To help prevent this, always signal your intentions when switching lanes or turning, even if you think there are no other vehicles around you.
- Large vehicles: If you drive a large vehicle, such as a truck or van, be even more cautious while driving. The increased size of the blind spot of such vehicles makes it even more crucial that you check your mirrors thoroughly before turning or switching lanes. And, make sure to use your signal.
- Yield properly: Just like a car, drivers must yield to motorcycles and not pass them in the same lane. This includes at on-ramps or anywhere else where you can expect to encounter motorcycles on the road.
- Watch for signals: If you come up on a motorcycle that has on its turn signal, proceed with caution. Unlike a car, a motorcycle turn signal does not automatically go off once they make a turn.
- Show caution when following or passing: Also, unlike cars, motorcycles can decelerate without using the brakes, using the throttle instead.
This means that a motorcycle can slow without the brake light even coming on. Because of this, you should give a little extra distance between your car and a motorcycle ahead, with three to four seconds being the norm.

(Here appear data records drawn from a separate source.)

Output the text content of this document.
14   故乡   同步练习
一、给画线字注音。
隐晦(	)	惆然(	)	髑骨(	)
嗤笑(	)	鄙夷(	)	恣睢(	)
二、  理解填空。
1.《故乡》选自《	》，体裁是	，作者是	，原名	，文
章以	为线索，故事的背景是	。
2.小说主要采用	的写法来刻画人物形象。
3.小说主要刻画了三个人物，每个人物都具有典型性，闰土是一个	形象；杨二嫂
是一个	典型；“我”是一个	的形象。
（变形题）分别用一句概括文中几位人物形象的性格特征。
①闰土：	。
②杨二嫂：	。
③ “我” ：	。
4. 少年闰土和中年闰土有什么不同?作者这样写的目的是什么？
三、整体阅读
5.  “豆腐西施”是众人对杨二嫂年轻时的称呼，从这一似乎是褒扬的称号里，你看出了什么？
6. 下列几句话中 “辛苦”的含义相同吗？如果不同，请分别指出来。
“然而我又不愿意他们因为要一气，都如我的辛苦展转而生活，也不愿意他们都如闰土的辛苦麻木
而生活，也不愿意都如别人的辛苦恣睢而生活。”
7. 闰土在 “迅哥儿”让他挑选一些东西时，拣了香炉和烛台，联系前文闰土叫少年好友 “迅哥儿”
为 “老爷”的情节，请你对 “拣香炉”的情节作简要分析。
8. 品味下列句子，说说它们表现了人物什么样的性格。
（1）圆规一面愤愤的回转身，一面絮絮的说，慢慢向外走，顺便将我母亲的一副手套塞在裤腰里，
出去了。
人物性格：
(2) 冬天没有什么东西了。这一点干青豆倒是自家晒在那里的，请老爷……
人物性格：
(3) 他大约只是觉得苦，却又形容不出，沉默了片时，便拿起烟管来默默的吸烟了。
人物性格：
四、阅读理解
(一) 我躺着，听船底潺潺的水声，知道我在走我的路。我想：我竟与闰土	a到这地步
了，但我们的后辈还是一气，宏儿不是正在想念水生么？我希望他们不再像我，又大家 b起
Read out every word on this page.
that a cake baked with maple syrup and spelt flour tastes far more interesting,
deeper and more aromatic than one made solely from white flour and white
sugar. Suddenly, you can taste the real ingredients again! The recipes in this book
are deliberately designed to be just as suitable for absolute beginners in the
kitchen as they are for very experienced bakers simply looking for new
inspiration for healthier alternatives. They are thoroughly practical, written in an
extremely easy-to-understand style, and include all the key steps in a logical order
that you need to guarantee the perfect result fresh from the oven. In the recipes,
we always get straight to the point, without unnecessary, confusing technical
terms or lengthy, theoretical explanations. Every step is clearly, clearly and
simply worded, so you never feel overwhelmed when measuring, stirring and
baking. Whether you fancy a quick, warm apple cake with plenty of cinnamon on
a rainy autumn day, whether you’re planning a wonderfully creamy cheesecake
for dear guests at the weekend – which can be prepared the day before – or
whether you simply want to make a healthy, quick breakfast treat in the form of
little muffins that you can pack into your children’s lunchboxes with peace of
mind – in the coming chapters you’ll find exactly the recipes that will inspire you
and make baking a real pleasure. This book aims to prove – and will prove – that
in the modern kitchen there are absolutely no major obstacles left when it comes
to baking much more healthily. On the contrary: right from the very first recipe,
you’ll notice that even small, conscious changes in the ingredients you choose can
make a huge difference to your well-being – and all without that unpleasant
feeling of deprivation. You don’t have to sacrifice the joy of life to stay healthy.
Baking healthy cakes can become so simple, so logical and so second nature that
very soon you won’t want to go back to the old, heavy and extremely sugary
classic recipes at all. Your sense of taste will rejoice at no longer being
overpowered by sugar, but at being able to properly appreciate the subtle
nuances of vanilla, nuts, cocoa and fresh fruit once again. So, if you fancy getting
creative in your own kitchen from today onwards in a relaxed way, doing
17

Motorcycles and lane splitting
Lane splitting represents a controversial practice of sharing the road between motorcycles and other vehicles. Lane splitting represents the practice of motorcycles to split lanes of traffic, driving between vehicles where lane size allows it.
Currently, California is the only state in the U.S. to allow lane splitting, though states such as Texas, Arizona, Oregon, and others have tried to legalize the practice in the past without success.
General guidelines for proper motorcycle lane splitting in California include:
- Motorcycles should keep to speeds of no more than 10 MPH faster than surrounding traffic.
- Motorcycles should avoid lane splitting when traffic is flowing faster than 30 MPH.
- Motorcycles should try to split the number one and two lanes of traffic for improved safety.
You can share the road safely with motorcycles by remaining cautious and looking fully before turning or changing lanes. You also need to observe special rules when following a motorcycle, and keep in mind the practice of lane splitting if driving in California.